My “mix” isn’t sexy. I, as a person, am sexy. Any quality, negative or positive, I have is not due to me being Hispanic; it’s due to me being Shantyana.
There is no need to address me as mami, muñeca, or any other Spanish phrase. I often wonder if the people who start off their messages to me with “hola” always greet people that way. I’m guessing not, since it’s usually a message filled with phrases that call attention to me being Hispanic that are an attempt to flatter me.
I’m not flattered.
I’m also not flattered by the men who yell “culo” at me on the street. Do they know they’re just yelling “ass”? I think most women have encountered this kind of sexual harassment. But I do notice that when women of color are harassed in this way, their race or ethnicity is acknowledged.
Women of color have to contend with both sexism and racism. This racism is usually masked and accepted. I’d argue that it’s even marketed, especially in pornography. I’ve come across many titles or descriptions containing phrases such as: ghetto booty, yellow fever, and spicy Latina.
I am not going to live up to the idea of the spicy Latina that pornography has created. It’s a fact that I am a very sexual person. It isn’t a fact that all Hispanic women are sexual. This kind of generalization of women of color and their sexuality isn’t limited to pornography or even media.
One just needs to look at the history of women of color (especially in America) to see how this racializing of sex plays out. Colonizing land usually also meant colonizing the women inhabiting that land. They were described as uncivilized, hypersexualized, sexually inferior, and savage. Now contrast those descriptions to images of the pure white women that were upheld. The rape of women of color was then seen as no big deal, from the time Europeans settled in America to the time of slavery, and one could even argue to the present day. Rape was, is a part of women’s subordination.

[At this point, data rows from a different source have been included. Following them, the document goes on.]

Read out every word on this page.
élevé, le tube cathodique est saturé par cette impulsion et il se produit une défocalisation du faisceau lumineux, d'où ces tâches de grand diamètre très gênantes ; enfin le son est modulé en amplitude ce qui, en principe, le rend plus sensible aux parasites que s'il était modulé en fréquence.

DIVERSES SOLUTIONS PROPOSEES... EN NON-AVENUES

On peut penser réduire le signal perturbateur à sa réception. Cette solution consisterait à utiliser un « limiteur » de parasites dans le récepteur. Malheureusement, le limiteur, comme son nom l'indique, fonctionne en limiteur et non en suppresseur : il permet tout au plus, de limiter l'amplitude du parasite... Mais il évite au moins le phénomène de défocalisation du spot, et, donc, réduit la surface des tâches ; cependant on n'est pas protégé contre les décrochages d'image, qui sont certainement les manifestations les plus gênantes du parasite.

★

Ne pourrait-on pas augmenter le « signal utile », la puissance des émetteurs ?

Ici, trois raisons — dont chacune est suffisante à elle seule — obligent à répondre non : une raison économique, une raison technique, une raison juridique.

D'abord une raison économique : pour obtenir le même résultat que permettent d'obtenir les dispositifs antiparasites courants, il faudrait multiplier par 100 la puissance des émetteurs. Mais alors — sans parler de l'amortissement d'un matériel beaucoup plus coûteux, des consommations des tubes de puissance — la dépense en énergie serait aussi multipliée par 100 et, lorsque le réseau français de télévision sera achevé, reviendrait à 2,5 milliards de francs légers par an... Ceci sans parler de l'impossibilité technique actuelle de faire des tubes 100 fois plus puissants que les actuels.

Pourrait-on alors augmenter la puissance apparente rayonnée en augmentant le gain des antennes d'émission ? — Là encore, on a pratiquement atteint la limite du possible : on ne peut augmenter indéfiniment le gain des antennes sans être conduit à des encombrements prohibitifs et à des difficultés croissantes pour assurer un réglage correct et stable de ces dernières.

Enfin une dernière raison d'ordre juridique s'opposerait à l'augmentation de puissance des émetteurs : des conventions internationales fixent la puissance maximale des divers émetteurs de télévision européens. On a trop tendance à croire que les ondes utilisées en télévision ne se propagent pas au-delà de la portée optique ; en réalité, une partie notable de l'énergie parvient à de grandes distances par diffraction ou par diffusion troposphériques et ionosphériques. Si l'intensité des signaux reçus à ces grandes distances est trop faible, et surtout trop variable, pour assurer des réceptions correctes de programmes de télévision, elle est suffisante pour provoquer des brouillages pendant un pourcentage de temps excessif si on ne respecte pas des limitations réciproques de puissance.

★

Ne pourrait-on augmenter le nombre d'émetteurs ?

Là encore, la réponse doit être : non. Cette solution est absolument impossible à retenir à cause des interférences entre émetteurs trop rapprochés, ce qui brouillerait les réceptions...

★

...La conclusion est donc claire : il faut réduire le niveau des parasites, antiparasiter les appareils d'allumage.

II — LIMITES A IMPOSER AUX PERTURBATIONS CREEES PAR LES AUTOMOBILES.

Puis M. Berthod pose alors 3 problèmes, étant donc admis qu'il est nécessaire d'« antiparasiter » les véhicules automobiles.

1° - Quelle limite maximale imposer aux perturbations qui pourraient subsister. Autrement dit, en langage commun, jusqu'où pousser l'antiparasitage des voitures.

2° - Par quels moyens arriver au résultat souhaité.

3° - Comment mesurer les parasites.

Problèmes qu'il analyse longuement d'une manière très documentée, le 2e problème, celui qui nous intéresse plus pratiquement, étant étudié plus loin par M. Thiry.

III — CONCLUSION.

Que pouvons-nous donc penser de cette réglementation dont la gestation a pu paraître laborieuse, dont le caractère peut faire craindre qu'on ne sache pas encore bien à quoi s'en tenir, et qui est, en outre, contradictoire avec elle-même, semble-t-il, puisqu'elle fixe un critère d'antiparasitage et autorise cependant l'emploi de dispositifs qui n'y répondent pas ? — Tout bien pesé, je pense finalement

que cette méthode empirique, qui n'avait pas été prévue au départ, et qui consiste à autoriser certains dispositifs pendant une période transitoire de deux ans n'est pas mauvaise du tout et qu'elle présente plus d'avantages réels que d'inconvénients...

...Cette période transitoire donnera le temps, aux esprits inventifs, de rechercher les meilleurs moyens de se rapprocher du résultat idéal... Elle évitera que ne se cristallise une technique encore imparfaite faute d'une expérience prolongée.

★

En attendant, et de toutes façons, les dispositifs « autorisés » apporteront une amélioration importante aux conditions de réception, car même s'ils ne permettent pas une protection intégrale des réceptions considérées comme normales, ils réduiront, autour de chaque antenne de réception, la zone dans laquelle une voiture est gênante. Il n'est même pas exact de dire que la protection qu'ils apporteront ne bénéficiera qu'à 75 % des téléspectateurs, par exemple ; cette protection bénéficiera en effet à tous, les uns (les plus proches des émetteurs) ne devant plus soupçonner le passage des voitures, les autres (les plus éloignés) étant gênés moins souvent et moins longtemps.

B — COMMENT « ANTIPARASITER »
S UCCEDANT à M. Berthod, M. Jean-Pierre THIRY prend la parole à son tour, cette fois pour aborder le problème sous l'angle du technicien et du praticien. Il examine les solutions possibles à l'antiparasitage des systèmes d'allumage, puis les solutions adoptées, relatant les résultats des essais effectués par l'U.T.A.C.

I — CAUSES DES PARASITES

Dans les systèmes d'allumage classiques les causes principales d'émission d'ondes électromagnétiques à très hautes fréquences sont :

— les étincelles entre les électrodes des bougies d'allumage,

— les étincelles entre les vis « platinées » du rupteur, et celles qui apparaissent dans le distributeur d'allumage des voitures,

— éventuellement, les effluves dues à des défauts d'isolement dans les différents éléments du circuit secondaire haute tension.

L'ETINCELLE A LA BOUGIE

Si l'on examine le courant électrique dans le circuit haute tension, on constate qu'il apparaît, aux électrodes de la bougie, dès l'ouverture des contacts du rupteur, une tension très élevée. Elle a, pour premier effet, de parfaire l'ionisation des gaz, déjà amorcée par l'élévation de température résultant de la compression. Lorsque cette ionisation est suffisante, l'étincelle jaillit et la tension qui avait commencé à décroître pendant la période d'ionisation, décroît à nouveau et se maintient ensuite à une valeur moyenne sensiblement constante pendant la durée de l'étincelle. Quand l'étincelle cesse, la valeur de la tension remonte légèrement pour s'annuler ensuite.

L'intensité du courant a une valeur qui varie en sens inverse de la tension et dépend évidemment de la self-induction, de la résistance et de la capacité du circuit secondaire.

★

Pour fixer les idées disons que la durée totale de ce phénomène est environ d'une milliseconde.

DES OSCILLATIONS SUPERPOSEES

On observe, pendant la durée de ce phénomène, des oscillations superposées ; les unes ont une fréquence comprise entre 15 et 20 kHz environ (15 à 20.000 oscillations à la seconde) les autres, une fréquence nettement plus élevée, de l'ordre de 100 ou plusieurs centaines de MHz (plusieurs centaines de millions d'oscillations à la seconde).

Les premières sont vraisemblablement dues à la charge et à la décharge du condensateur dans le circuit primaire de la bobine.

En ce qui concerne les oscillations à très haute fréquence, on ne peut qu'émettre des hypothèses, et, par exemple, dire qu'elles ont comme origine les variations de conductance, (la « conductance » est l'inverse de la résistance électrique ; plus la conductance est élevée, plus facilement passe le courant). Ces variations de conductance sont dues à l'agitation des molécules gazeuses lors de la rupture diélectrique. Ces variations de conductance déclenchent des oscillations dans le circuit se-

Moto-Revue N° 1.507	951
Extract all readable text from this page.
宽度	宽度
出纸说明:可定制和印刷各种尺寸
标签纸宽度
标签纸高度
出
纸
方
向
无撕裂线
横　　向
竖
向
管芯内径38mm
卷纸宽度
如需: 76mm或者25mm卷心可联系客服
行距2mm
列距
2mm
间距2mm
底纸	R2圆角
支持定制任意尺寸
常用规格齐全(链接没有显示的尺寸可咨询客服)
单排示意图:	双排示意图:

Of course, I am not claiming that anyone who fetishizes women of color is a rapist. What I am trying to do is call attention to the value (and the kind of value) placed on certain bodies. Women of color are exoticized and sexualized, but they aren’t valued. Don’t believe me? Consider the eugenics movement and sterilization abuse that happened in the early twentieth century.
So when people tell me I must be a “spitfire” or a “freaky girl” in bed because I am Hispanic, I am not at all flattered. They’re working on stereotypes created long ago to subordinate women of color and cast them as the inferior “other.” What’s frustrating is that people are not aware (choose not to be aware) of these stereotypes and where they came from. No matter how accepted stereotyping people seems to be, I take it as another way my body and sexuality are disciplined by others and my agency taken away.
I am not trying to tell people they can’t identify in any way they want. If people wish to fetishize their own race, ethnicity, or culture, that is totally fine. What I have a problem with is others doing it to me, and the dangers of generalization. In writing this, I am also not claiming that white women face no problems. They indeed do, but women of color face many issues that white women do not because of their racial privilege.
The spicy Latina is an image I had no part in creating. And yet I’m told to fit into this subordinate role. I’m not flattered because I am not your spicy Latina, nor do I ever want to be.
Anyone who wishes to read more into the history of sexuality should check out Intimate Matters: A History of Sexuality in America by John D’Emilio and Estelle B. Freedman, which is very broad and informative. Major Problems in the History of Sexuality, edited by Kathy Peiss, is also a great source with essays as well as primary documents.
Shantyana Lledin is an undergraduate at Simmons College where she’s majoring in history with a focus on women and gender. She hopes someday to pursue a career in sex education and empowerment and is currently training for an organization that provides services to survivors of partner abuse. She identifies in many different ways but has found comfort in calling herself fluid, never really settling with one label or category.